News Release

National Alert Network (NAN) Warning Issued about Age-Related COVID-19 Vaccine Mix-Ups

The Institute for Safe Medication Practices (ISMP) National Vaccine Errors Reporting Program has been receiving a steady stream of reported mix-ups between the Pfizer-BioNTech COVID-19 vaccine for children ages 5 through 11 years and the vaccine formulation for individuals 12 and older. The reports received so far involve hundreds of children, and it is likely thousands have been impacted. A National Alert Network (NAN) alert has been issued to raise awareness and recommend ways to prevent errors.

Most of the mix-ups have occurred in outpatient or ambulatory care settings such as public health clinics, community pharmacies, physician practices, and outpatient clinics. Reported cases involved both underdoses (individuals 12 and up receiving the formulation meant for children 5-11 years of age) and overdoses (children 5-11 receiving the formulation meant for ages 12 and older).

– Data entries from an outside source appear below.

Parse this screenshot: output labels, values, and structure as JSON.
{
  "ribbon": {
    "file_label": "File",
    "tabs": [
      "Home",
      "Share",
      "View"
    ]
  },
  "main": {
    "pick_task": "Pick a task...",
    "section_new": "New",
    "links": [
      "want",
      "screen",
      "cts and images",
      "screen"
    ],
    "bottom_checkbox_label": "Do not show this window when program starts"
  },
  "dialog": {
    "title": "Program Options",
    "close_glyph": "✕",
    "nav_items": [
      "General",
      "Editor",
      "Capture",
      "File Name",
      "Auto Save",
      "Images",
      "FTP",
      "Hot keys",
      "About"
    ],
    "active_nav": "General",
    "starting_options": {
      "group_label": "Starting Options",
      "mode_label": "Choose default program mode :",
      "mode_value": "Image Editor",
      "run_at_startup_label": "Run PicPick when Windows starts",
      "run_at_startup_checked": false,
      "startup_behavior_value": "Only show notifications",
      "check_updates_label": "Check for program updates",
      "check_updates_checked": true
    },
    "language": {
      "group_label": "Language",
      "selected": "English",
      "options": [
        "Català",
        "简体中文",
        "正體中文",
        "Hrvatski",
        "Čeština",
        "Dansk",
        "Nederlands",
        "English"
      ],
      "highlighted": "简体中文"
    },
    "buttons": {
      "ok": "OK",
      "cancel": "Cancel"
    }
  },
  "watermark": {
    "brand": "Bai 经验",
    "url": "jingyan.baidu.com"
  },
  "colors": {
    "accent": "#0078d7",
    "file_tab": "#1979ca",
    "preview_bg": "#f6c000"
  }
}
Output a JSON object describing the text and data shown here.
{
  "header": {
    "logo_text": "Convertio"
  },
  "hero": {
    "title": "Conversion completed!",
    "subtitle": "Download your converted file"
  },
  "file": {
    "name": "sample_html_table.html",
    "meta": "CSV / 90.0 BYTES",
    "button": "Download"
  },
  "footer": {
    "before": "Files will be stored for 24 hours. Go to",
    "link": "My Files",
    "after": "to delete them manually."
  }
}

Some errors are happening due to vial or syringe mix-ups. In other errors, healthcare providers incorrectly thought it was acceptable to give a smaller or diluted dose of the formulation intended for individuals 12 or older to children ages 5 through 11. Vaccine vials formulated for individuals 12 and up (purple cap) should never be used to prepare doses for the younger age group.

For a copy of the NAN alert, which provides more details on sources of error and prevention recommendations, visit: https://www.ismp.org/alerts/age-related-covid-19-vaccine-mix-ups. The NAN is a coalition of members from the National Coordinating Council for Medication Error Reporting and Prevention (NCC MERP). The network, in cooperation with the ISMP and the American Society of Health-System Pharmacists (ASHP), distribute alerts to warn healthcare providers about the risk of medication errors that have caused or may cause serious harm or death, or to warn them about new findings that could cause harm and are being reported with unusual frequency.

All vaccination errors should be reported internally within healthcare organizations as well as to the FDA/CDC Vaccine Adverse Event Reporting System (VAERS), which is mandatory for products under an emergency use authorization. ISMP also asks providers to report vaccine errors to ISMP's VERP.